Kálati est une série qui respire la littérature. Un épisode sera diffusé le dernier dimanche de chaque mois, et mettra le curseur sur deux livres. Parce qu’il existe de multiples talents disséminés sur la planète, et ayant vécu à des époques distinctes, il serait dommage d’élever des garde-fous et d’éliminer de fait des merveilles littéraires. Kálati est une série qui n’admet ni limite géographique, ni frontière temporelle. Elle pourra donc mettre en lumière une œuvre écrite durant l’Antiquité, ou une production ayant pour genèse l’Asie. 

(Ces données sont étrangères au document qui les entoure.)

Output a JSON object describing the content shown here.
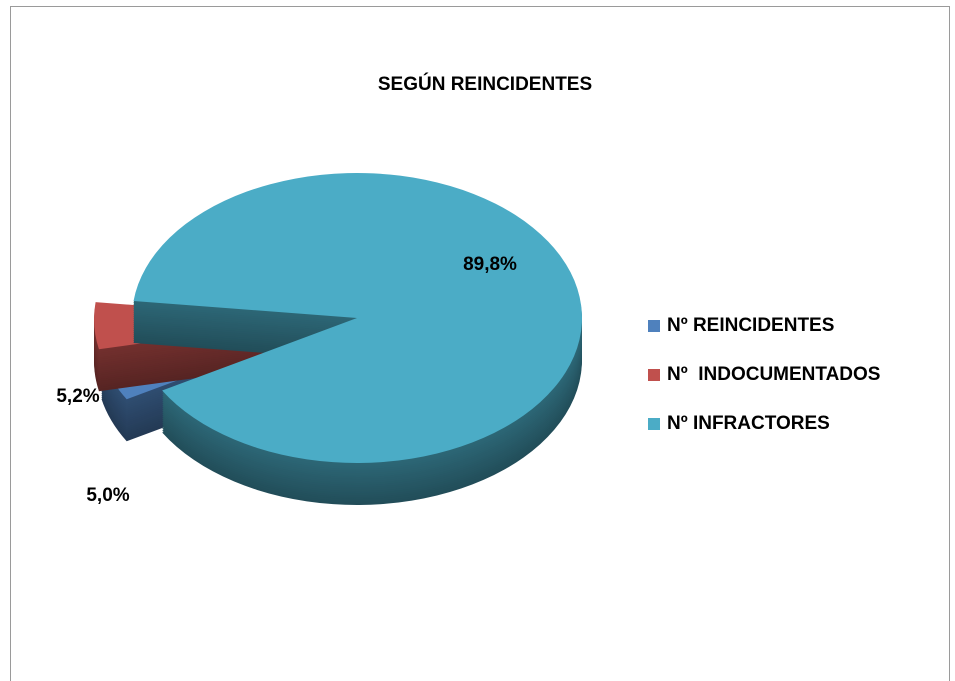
{
  "chart_data": {
    "type": "pie",
    "title": "SEGÚN REINCIDENTES",
    "categories": [
      "Nº REINCIDENTES",
      "Nº  INDOCUMENTADOS",
      "Nº INFRACTORES"
    ],
    "values": [
      5.0,
      5.2,
      89.8
    ],
    "value_labels": [
      "5,0%",
      "5,2%",
      "89,8%"
    ],
    "colors": [
      "#4f81bd",
      "#c0504d",
      "#4bacc6"
    ],
    "legend": "right"
  }
}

Cependant, Kálati accorde une place de choix à la littérature africaine, cette dernière étant le parent pauvre des lettres au plan international, non par manque de talent, mais par défaut de visibilité et d’accessibilité. De nombreux auteurs du continent noir se signalent par la qualité de leur écriture et l’importance des sujets qu’ils abordent. Ainsi, les œuvres présentées admettrons des origines diverses, mais au sein de chaque épisode, il existera invariablement une œuvre forgée par un auteur africain.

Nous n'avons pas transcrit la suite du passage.